A Retrospective Study of Nosocomial Pneumonia in Postoperative Patients Shows a Higher Mortality Rate in Patients Receiving Nasogastric Tube Feeding

September 2004
American Surgeon;Sep2004, Vol. 70 Issue 9, p822
Academic Journal
Pneumonia remains a significant cause of morbidity and mortality in surgical patients. Though most studies have focused on pneumonia in trauma or special respiratory intensive care units (ICU), we examine postoperative ventilator-associated pneumonia in patients undergoing elective operations. We hypothesized that a study of multiple clinical variables would disclose factors influencing morbidity and mortality in these patients. We conducted a retrospective review of 1969 patients who underwent elective general, cardiac, and general thoracic procedures during a 6-month period in a private teaching hospital. A total of 77 patients (3.9%) developed postoperative ventilator-associated pneumonia. Thirty-eight (49%) patients had a history of smoking and 27 (35%) had chronic obstructive pulmonary disease (COFD).

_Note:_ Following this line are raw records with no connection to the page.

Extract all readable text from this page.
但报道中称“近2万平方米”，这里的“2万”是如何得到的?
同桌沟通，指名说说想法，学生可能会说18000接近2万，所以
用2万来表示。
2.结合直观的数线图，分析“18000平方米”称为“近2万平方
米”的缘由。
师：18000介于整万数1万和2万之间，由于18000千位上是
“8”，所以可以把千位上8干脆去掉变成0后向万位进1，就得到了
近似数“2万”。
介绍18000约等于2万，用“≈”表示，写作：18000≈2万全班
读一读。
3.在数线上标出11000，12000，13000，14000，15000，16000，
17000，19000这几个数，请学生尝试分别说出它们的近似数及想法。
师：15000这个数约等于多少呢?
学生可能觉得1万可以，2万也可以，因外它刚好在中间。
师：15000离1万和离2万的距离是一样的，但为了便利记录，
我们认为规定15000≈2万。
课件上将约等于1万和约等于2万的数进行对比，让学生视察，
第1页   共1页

Among these 77 patients, 20 (26%) experienced recurrent pneumonia. The overall mortality rate for patients developing pneumonia was 34 per cent. At diagnosis of pneumonia, 33 patients were receiving enteral nutrition through nasogastric feeding tubes, whereas 41 received no enteral feeding. The method of nutritional intake was not known in 3 patients. The feeding/nonfeeding groups were similar in age and underlying disease, differing significantly only in the higher number of smokers in the patients not receiving enteral nutrition (P = 0.03). To our surprise, the mortality rate from all causes was higher (P = 0.018) in the patients who received tube feedings through soft, nasogastric feedings (33%) than in those not enterally fed (17%). Parenteral nutrition, COPD, number of ventilator days, and the location of the tip of the feeding tube did not correlate with mortality. The mortality rate from all causes was higher in patients with postoperative pneumonia who received tube feedings, despite similar underlying medical illnesses. Enteral feeding of postoperative surgical patients has many desirable effects, but prospective studies should address harmful effects, such as presumed aspiration and related pneumonia.